During installation, the TUI prompts whether to use self-signed certificates or to provide publicly trusted certificates:

• If you select self-signed certificates, you are prompted for a base domain URL (default: autonomous-hardware-recovery.local).

• The certificate and key files are written to /cm/local/apps/autonomous-hardware-recovery/etc/certs/.

• AHR agents are automatically configured to trust the self-signed certificate when communicating with the backend.

Note

Note down the app URL and api URL displayed by the TUI installer during installation.
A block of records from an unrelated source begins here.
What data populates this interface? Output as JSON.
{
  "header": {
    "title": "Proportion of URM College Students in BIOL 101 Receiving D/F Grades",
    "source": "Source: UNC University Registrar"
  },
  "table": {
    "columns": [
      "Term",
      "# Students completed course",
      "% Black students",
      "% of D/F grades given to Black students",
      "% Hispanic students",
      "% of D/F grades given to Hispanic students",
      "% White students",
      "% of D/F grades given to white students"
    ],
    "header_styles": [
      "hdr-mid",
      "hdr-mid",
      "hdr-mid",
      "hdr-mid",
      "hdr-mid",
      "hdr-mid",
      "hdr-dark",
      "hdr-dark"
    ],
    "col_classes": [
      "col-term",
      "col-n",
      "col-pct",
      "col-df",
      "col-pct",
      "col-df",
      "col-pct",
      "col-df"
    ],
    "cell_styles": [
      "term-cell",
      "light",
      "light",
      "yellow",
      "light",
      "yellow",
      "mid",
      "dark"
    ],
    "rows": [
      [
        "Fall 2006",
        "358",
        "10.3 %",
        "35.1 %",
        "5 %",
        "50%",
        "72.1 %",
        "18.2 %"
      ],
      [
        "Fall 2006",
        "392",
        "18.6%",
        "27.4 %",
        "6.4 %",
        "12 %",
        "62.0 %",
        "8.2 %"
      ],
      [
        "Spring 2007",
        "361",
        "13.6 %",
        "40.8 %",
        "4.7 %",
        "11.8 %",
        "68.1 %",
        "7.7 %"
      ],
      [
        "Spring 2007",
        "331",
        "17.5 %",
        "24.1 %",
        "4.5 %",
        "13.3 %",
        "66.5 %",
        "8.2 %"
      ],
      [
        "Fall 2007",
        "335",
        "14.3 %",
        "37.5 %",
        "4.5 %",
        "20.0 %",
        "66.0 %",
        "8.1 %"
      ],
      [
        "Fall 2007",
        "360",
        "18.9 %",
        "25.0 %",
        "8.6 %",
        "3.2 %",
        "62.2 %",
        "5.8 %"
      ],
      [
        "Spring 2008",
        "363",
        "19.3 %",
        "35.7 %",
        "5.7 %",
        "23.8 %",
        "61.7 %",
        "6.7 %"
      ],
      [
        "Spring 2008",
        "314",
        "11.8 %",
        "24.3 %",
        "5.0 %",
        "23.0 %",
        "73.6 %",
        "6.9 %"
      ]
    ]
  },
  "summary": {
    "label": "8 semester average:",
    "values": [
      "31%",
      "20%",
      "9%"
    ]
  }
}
You will need them to configure /etc/hosts on your local machine (step 3).

To access the AHR web UI from a local machine when using self-signed certificates:

1. Retrieve the head node IP address.

2. Retrieve the certificate:

   cat /cm/local/apps/autonomous-hardware-recovery/etc/certs/cert.crt
   

3. Add entries to /etc/hosts on your local machine pointing to the head node IP. For example:

   10.0.0.1 mycluster.autonomous-hardware-recovery.local
   10.0.0.1 mycluster-api.autonomous-hardware-recovery.local
   

4. Save the certificate to a local file and configure your browser to trust it.

5. Access the AHR web UI at https://<ahr_base_domain>/home/. For example:

   https://autonomous-hardware-recovery.local/home/
   

Uninstalling Autonomous Hardware Recovery

To uninstall AHR, start the plugin via cm-mission-control-setup and select the Uninstall flow.

Important

The uninstall flow removes the var folder, which stores Helm charts, packages, and runbooks required by the air-gapped installation. Before reinstalling AHR, you must run the upload script again to restore these artifacts. Refer to Uploading AHR artifacts to the air-gapped head node for details.

Tip

Use the --skip-images flag to skip re-pushing images that are already present in the local registry.